I went about two months without a post on this site; my energy's been all over the place lately, and I often don't have the amount of focus that I feel I need to do anything particularly well. There are a number of things I'm doing or want to be doing these days, some more important than others, but for the last few months I've been short on resources (financially, yes, but more in terms of time and energy) and have been more concerned with maintaining a sort of "status quo" with my life than moving it forward.
There's a lot in Halifax that could be blog fodder, but most of the time I prefer to stay home, cuddle with the cat, and maybe watch something on TV or Netflix. I also feel like this scattered mindset's caused me to pull back from engaging with the world around me: the amount of time I spend of social media compared to the amount of time I use it to actively communicate with others is a little lopsided, but in this state, I don't feel like I have enough to say or the energy to sustain a conversation.
Aside from the portrait shoots this month (the second shoot still needs to be edited), I admit I haven't been out with the camera as much as I should be, nor have I been going through my old shots to try to build other galleries for the page.
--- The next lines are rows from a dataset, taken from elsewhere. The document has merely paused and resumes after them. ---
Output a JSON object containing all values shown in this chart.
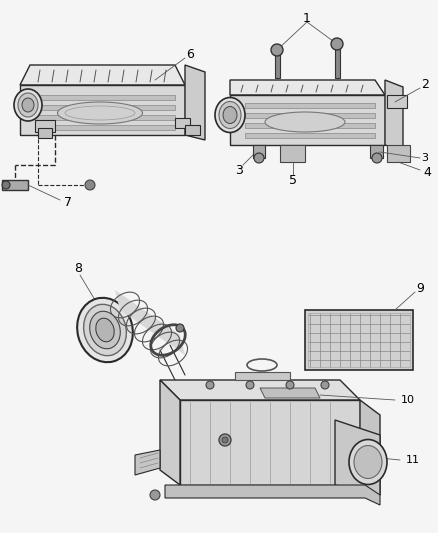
{
  "background_color": "#f5f5f5",
  "line_color": "#2a2a2a",
  "text_color": "#000000",
  "fig_width": 4.38,
  "fig_height": 5.33,
  "dpi": 100
}
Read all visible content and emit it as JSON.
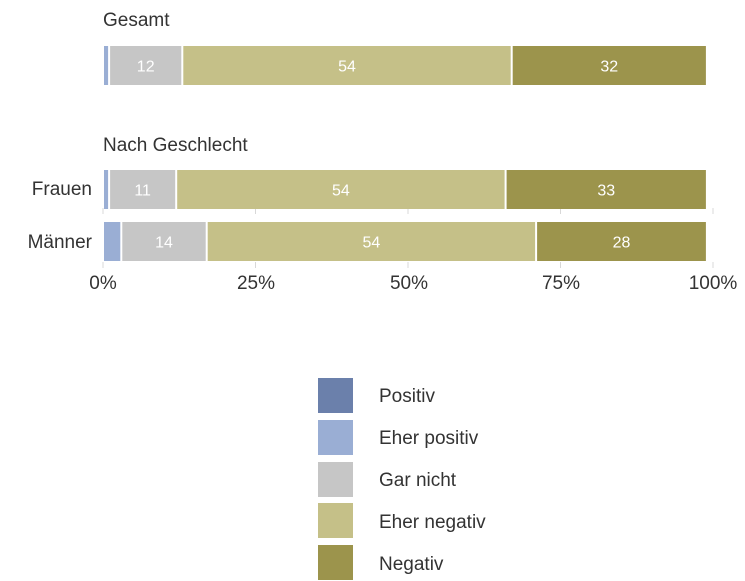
{
  "chart_data": {
    "type": "bar",
    "orientation": "horizontal",
    "stacked": true,
    "xlim": [
      0,
      100
    ],
    "ticks": [
      "0%",
      "25%",
      "50%",
      "75%",
      "100%"
    ],
    "legend_position": "bottom",
    "groups": [
      {
        "title": "Gesamt",
        "rows": [
          {
            "label": "",
            "values": [
              0,
              1,
              12,
              54,
              32
            ],
            "labels": [
              "",
              "",
              "12",
              "54",
              "32"
            ]
          }
        ]
      },
      {
        "title": "Nach Geschlecht",
        "rows": [
          {
            "label": "Frauen",
            "values": [
              0,
              1,
              11,
              54,
              33
            ],
            "labels": [
              "",
              "",
              "11",
              "54",
              "33"
            ]
          },
          {
            "label": "Männer",
            "values": [
              0,
              3,
              14,
              54,
              28
            ],
            "labels": [
              "",
              "",
              "14",
              "54",
              "28"
            ]
          }
        ]
      }
    ],
    "series": [
      {
        "name": "Positiv",
        "color": "#6b80ab"
      },
      {
        "name": "Eher positiv",
        "color": "#9aaed4"
      },
      {
        "name": "Gar nicht",
        "color": "#c6c6c6"
      },
      {
        "name": "Eher negativ",
        "color": "#c5c088"
      },
      {
        "name": "Negativ",
        "color": "#9c944c"
      }
    ]
  }
}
I don't know if I need to feel like I have a valid excuse to take the camera out, but it always feels a little more justified when I have a sitting booked; a lot of the times when I take the camera on excursions, I don't really have much of a plan, don't feel satisfied with the pictures I take, and by the time I go home, it's just an expensive thing in a bag that's a pain to lug around.
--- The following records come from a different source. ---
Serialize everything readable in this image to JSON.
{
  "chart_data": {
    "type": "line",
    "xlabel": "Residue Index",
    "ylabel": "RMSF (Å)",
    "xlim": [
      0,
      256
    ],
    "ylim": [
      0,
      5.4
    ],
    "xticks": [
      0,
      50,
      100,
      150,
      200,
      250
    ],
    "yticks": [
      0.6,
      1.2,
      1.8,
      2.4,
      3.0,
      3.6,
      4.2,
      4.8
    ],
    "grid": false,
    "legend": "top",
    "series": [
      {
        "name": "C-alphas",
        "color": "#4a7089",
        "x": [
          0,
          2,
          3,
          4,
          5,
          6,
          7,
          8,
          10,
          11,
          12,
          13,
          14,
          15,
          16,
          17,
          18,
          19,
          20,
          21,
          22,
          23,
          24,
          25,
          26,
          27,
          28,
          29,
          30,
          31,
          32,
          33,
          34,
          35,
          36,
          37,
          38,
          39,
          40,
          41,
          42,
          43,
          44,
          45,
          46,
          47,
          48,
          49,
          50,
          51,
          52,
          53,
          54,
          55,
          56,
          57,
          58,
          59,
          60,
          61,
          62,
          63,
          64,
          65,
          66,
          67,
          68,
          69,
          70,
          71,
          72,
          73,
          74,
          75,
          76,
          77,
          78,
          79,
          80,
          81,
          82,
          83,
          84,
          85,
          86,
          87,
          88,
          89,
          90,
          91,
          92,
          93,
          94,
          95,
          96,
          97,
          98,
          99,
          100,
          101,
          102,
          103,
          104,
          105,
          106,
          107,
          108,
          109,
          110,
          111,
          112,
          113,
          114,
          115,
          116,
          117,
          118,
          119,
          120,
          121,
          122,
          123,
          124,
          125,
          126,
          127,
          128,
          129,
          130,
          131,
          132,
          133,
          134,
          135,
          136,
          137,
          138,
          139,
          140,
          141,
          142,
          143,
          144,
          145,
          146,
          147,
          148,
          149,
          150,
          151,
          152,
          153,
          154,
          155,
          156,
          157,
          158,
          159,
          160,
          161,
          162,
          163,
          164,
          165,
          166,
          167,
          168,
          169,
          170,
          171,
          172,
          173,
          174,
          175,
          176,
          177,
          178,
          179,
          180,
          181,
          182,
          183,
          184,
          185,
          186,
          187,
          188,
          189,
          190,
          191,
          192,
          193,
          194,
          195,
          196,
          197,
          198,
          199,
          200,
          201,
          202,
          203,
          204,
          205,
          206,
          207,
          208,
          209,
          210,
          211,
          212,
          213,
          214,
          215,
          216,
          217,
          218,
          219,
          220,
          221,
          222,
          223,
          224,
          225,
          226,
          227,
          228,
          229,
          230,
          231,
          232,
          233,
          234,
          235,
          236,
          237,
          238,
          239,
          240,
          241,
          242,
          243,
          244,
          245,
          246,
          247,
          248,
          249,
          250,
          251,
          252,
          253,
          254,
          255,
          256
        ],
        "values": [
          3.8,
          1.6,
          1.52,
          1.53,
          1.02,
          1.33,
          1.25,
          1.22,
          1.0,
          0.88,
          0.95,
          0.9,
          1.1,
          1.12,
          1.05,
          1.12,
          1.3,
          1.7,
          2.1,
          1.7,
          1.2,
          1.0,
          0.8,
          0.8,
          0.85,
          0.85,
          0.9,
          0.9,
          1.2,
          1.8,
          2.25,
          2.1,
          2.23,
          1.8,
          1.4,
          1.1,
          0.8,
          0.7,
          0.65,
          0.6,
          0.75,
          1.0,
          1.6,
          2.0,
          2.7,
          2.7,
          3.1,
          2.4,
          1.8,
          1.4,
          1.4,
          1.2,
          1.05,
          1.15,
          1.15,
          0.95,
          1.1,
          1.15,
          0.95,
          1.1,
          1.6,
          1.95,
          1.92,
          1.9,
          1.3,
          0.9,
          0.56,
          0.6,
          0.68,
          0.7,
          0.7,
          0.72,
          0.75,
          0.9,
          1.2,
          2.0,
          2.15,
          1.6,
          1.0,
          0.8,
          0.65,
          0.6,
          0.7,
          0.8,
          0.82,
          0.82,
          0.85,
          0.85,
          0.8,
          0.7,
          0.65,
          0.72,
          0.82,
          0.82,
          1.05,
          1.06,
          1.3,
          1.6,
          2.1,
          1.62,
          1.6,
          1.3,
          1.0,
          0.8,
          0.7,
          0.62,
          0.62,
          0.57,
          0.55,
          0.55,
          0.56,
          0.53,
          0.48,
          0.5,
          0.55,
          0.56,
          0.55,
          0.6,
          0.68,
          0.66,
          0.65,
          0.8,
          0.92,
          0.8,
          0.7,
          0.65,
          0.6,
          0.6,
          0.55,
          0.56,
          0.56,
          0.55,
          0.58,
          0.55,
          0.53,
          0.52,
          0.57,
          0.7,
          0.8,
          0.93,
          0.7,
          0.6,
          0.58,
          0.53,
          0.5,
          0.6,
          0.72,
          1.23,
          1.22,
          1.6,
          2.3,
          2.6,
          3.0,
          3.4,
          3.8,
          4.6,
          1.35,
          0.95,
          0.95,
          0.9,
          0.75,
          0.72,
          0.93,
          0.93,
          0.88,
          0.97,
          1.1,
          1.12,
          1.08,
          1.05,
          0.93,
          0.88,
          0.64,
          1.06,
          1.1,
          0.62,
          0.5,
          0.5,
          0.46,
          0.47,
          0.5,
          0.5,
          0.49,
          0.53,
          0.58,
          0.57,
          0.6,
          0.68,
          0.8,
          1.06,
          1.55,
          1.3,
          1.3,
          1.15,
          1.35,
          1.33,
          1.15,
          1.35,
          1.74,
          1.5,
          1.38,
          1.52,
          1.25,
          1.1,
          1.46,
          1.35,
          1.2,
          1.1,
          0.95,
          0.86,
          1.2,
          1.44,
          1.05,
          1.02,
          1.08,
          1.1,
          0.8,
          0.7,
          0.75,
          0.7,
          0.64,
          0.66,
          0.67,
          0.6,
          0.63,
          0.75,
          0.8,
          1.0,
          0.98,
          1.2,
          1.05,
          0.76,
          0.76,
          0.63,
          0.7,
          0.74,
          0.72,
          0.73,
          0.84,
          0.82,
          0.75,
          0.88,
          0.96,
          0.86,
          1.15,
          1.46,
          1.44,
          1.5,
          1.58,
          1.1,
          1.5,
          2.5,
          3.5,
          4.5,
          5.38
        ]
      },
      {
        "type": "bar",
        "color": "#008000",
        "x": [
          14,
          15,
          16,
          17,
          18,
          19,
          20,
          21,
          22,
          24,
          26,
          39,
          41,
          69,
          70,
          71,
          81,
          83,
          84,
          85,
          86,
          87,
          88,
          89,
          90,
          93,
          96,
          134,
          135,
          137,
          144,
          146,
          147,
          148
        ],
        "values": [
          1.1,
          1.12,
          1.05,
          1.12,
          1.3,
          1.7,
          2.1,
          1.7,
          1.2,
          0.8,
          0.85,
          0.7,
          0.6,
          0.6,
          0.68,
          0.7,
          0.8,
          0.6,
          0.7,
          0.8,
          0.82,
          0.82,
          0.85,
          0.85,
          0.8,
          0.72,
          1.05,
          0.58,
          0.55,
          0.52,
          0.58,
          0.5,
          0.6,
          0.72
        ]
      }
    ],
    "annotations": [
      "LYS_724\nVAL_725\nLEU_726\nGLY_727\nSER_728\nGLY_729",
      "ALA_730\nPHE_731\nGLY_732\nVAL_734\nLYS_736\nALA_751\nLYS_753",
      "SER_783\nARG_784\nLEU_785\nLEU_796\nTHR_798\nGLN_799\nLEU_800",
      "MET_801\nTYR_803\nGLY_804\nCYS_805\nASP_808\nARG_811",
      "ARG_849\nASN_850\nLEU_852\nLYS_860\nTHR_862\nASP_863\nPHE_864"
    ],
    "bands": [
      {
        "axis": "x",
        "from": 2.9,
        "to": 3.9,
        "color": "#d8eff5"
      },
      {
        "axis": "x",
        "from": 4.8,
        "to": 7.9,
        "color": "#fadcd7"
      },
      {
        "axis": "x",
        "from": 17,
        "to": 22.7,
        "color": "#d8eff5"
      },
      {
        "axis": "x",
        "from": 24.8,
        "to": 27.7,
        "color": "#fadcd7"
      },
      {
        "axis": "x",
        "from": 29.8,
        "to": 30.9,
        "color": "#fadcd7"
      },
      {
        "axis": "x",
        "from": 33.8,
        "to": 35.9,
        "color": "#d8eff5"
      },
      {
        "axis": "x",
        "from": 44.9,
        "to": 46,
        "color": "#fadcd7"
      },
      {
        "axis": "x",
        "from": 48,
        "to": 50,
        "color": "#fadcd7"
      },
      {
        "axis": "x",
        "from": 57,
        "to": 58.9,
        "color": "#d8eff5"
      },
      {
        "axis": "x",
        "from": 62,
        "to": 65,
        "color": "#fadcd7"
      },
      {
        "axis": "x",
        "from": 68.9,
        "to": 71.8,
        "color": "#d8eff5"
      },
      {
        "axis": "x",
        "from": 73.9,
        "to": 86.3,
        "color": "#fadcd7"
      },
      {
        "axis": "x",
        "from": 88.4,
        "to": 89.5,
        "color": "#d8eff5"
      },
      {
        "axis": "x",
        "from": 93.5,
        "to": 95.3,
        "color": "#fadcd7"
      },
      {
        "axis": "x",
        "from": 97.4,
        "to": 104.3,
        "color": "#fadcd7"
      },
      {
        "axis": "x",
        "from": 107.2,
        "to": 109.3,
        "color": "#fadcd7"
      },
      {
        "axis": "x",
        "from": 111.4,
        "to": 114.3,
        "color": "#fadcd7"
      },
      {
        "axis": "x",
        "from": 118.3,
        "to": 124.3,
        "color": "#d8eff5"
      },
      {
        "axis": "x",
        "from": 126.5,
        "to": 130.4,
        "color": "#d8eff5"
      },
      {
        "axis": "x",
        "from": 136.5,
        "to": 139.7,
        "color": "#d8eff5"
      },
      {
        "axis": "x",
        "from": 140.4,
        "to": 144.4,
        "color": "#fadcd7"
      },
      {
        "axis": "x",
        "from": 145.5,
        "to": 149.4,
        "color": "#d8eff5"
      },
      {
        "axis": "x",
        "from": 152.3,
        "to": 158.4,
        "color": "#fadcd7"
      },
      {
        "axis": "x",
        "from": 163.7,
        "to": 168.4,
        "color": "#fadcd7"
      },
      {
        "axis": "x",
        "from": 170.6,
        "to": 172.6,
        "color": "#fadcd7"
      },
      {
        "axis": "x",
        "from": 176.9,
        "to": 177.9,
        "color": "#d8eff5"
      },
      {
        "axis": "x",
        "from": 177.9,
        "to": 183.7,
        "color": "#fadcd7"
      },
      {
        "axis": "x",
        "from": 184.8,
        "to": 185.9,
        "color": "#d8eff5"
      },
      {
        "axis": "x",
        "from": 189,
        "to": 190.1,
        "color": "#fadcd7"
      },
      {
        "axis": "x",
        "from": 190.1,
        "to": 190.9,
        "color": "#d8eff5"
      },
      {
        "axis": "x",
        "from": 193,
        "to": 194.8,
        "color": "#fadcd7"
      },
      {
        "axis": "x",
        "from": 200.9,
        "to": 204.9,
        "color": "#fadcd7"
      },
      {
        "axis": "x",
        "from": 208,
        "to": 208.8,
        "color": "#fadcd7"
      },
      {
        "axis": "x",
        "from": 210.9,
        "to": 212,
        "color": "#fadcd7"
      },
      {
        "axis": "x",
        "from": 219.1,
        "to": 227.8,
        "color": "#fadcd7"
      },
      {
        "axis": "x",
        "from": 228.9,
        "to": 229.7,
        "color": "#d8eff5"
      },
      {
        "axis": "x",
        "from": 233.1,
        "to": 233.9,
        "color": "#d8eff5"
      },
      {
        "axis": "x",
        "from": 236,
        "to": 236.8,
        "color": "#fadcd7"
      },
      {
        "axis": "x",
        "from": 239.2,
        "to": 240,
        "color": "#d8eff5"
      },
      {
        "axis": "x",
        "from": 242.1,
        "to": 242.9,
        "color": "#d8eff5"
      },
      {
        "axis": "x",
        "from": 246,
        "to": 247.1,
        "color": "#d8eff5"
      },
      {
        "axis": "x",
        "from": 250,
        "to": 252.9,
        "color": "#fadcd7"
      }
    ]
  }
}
Selling the engagement photos was a boost, but I really need to think more about how many hours a week I waste that could be put towards serious portfolio building work, and figure out what my specific goals as a photographer are (aside from making a little more money). Until I really have a full portfolio or better developed skills/goals, I think I may do a limited number of free shoots for the time being (or accepting beer and food as payment).
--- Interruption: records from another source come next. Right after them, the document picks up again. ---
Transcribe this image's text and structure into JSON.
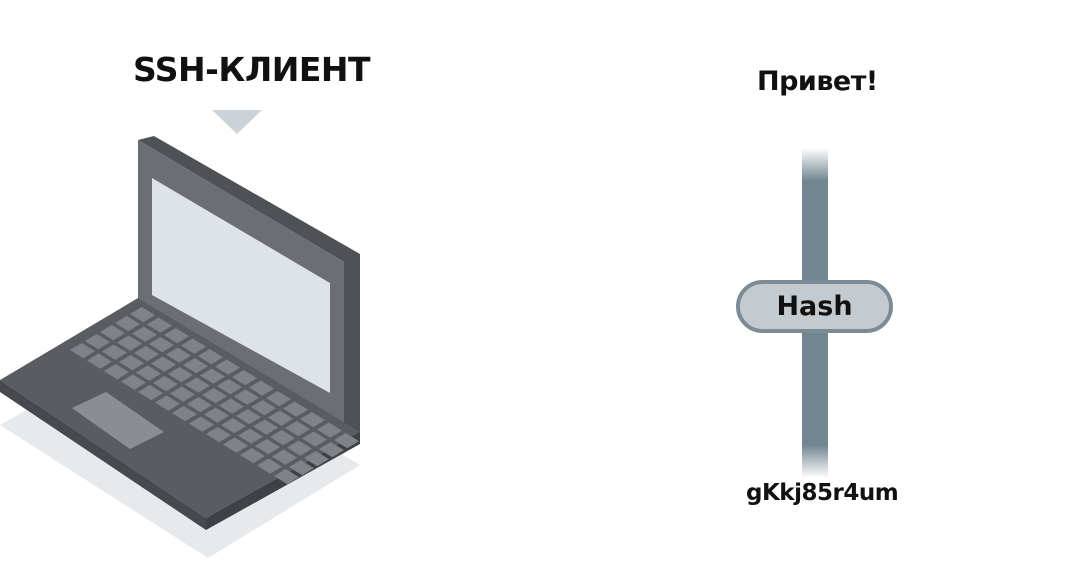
{
  "client": {
    "title": "SSH-КЛИЕНТ"
  },
  "hashing": {
    "input": "Привет!",
    "function_label": "Hash",
    "output": "gKkj85r4um"
  },
  "colors": {
    "laptop_dark": "#575b5f",
    "laptop_body": "#676b6f",
    "screen": "#dde3e8",
    "key": "#7f8387",
    "shadow": "#e6eaed",
    "pointer": "#ccd3d8",
    "pipe": "#718690",
    "pill_fill": "#c4cbd0",
    "pill_border": "#7d8b94"
  }
}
The writing's taken a backseat to my day job, hunting for a more permanent position, volunteering, resting, and the photography (not necessarily in that order). I've also hit another block a few months ago, but instead of writing through it, I figured the other stuff takes precedence for now. The half-hour bus rides to and from work are a good chance to catch up on my reading, though, and I probably could stand to do a little more of that before the next time I open up the Word with the story fragments I've already written.
A few weeks ago, a friend and I discussed how you have to spend so much time doing certain things before you can really master them, and the importance of actively blocking off that time to work on them. I need to take inventory of how I use my time and figure out where to devote it.